El empleo también nos da cifras. La tasa de desocupación (de la Población Economicamente Activa) ronda el 2.7%, lo que en apariencia significa pleno empleo. Pero detrás del número se esconde un problema estructural: casi la mitad de los trabajadores carece de seguridad social. La informalidad, más que el desempleo, es la gran asignatura pendiente. El reto para el gobierno es transformar el crecimiento en empleos con prestaciones y estabilidad, no solo en ocupación temporal o precaria.
Uno de los logros más mencionados por la administración anterior y la actual, es la reducción de la pobreza. Los datos oficiales de 2024 muestran que 29.6% de la población vive en esa condición, es decir, 38.5 millones de personas. La cifra es menor a la de 2018, cuando rondaba el 42%. La pobreza extrema también bajó a poco más del 5%. Principalmente el aumento al salario mínimo, pero también los programas sociales y la recuperación económica después de la pandemia explican buena parte de esta mejoría.
Aun así, las desigualdades persisten. El sur del país y las zonas rurales siguen mostrando rezagos muy por encima del promedio. Además, alrededor del 14% de los mexicanos padece inseguridad alimentaria y más de 1/3 carece de acceso a servicios de salud, el mayor aumento en la serie de datos y la mayor deuda que dejo el gobierno pasado. El sistema sanitario sigue siendo un punto débil, y aunque el gobierno ha prometido ampliar la cobertura, los avances son lentos ante el tamaño del problema.
Al llegar a su primer informe y a casi un año de haber asumido el cargo (1º de octubre), Sheinbaum puede presumir un alto respaldo social y tal vez el mayor nivel de aprobación al primer año de cualqueir presidente anterior, de gozar con cierto nivel de estabilidad macroeconómica, una inflación que va bajando, aunque sin llegar a la meta y una disminución de la pobreza, la más importante en los últimos 40 años. No hay duda, su capital político es considerable, la aprobación ciudadana le da margen de maniobra para impulsar su programa de trabajo y consolidar su proyecto.

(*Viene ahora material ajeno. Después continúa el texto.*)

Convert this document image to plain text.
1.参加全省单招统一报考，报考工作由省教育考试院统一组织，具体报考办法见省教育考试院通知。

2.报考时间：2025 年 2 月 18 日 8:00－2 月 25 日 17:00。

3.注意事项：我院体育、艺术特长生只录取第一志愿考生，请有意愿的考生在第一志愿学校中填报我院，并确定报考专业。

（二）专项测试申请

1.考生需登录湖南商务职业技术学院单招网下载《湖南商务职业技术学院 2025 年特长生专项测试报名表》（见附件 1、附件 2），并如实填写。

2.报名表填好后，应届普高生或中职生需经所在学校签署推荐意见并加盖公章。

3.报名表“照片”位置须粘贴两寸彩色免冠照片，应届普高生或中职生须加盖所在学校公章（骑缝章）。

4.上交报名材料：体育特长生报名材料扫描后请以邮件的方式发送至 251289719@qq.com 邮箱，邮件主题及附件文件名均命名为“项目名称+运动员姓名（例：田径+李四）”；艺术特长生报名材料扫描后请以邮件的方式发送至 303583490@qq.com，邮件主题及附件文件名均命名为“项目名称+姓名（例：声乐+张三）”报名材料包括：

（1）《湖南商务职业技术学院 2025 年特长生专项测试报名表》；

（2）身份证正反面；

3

Pero los retos son evidentes; la inseguridad sigue siendo la principal preocupación de los mexicanos, la informalidad laboral, y el ingreso que aun no es suficiente para todos,limita el bienestar de millones de familias, la cobertura de servicios básicos como salud o seguridad social aún está lejos de ser universal.
Y a todo esto hay que sumarle un mundo muy convulso, con varias crisis y guerras (comerciales y militares) desarrollandose, y con una relación dificil con los Estados Unidos y en especial con el Presidente Trump, que no es fácil de llevar, pero también hay que decir que hasta ahora lo ha “logrado” la presidenta, pero ante esta relación de pares surge una pregunta es ¿siempre lo podrá hacer? ¿siempre lo querrá así Trump?.
En este contexto, el primer informe de gobierno se perfila como una oportunidad para que la presidenta ponga con claridad la ruta de los próximos años. El respaldo ciudadano está ahí, pero el desafío será transformarlo en resultados duraderos. El éxito de su administración dependerá, en buena medida, de que logre avanzar en los terrenos donde el país arrastra rezagos históricos: seguridad, justicia y servicios básicos.
En síntesis, Claudia Sheinbaum llegó a su primer informe con fuerza política y algunos logros tangibles, pero también con la exigencia ciudadana de enfrentar los problemas que, sexenio tras sexenio, han marcado la vida nacional.
Su verdadero legado dependerá de la capacidad para transformar ese respaldo en cambios profundos que mejoren la vida cotidiana de los mexicanos. Y de dejar un sello personal de su gobierno, son su propia identidad, alejandose de su antecesor, sin pelearse, y tomando el control de todo su gobierno.